‘Nothing Doesn’t Go In Here’

Notes

I have a pair of failed notebooks on my nightstand.

Both are Moleskines. Both have about eight pages of writing, in blue ink.

Both are failed attempts at writing for my own good.

Recently, I’ve been realizing that writing for me would be a healthy thing.

(Read: my doctor told me to do it.)

I got my first batch of Field Notes notebooks in the mail last week. Being so much smaller, my thought was that I would be more likely to carry one with me at all times.

I’ve written less than a page.

I’m not really sure why. Part of me still feels nervous about writing personal things in a non-digital format, even though I plan on scanning my notebooks when filled. I am fearful of losing valuable words (and time, maybe) if something were to happen to the notebook before it is a scanned PDF, safe and sound, on my iMac, Time Capsule and offsite backup drive.
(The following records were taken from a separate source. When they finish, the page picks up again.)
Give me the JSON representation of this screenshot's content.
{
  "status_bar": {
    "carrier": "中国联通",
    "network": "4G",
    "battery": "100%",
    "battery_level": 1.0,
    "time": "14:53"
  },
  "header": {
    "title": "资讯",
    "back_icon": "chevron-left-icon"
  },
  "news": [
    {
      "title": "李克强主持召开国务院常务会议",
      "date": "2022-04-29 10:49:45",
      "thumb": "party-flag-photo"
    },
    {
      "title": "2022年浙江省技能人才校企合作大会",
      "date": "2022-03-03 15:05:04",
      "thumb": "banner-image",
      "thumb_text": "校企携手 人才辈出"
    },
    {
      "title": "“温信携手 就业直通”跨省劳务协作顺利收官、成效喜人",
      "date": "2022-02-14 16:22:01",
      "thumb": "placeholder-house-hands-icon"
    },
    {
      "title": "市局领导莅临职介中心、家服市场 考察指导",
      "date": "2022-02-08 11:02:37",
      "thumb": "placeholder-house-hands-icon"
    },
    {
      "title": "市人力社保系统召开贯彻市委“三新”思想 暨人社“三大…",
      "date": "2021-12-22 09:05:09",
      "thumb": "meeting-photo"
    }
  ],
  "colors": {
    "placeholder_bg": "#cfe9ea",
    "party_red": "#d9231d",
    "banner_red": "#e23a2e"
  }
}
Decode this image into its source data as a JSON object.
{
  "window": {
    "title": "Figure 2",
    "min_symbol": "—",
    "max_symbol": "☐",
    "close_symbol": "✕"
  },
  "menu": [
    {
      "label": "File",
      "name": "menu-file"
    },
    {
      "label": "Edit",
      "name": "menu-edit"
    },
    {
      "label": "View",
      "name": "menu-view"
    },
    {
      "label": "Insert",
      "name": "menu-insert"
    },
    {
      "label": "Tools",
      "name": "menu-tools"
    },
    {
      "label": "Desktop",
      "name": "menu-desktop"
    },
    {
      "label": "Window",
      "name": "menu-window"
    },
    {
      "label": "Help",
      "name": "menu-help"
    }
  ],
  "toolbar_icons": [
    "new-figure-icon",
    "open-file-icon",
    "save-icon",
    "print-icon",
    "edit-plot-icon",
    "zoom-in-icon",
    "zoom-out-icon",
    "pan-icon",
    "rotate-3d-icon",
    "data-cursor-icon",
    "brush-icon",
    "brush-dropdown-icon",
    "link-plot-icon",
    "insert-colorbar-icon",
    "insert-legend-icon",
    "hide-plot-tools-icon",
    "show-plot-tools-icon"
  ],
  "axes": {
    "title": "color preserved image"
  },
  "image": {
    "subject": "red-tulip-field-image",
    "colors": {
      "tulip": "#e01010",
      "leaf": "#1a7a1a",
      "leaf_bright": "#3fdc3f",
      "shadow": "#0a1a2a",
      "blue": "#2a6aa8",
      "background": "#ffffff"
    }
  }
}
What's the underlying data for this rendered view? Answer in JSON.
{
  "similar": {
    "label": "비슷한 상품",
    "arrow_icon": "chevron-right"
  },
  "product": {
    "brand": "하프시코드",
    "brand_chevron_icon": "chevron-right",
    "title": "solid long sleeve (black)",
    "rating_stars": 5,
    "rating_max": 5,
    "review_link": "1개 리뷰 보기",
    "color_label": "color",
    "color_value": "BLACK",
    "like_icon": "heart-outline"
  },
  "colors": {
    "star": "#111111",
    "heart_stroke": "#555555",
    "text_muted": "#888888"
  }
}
Part of doesn’t like the messy feeling of handwriting and bent pages. I always have my iPhone, but I don’t always have a pen. Despite all of this, however, I’m drawn back to writing in a notebook.

I was thinking about this all week, then I heard the latest episode of Merlin Mann and Dan Benjamin’s show Back to Work.

In it, Merlin has some great advice about writing in a notebook. I can’t give it justice by quoting just part of it — just go listen to the first half of this show.

The point of a notebook shouldn’t be the point of a .txt file, at least for me. I need to start feeling more free to jot down ideas, quotes and thoughts, without worrying so much about my page margins being even or my writing being neat enough. I want to be free enough I can tape things into it, tear out parts of pages and maybe even spill a little coffee on it.

But, alas, even typing that makes me somewhat apprehensive. I really wish it didn’t.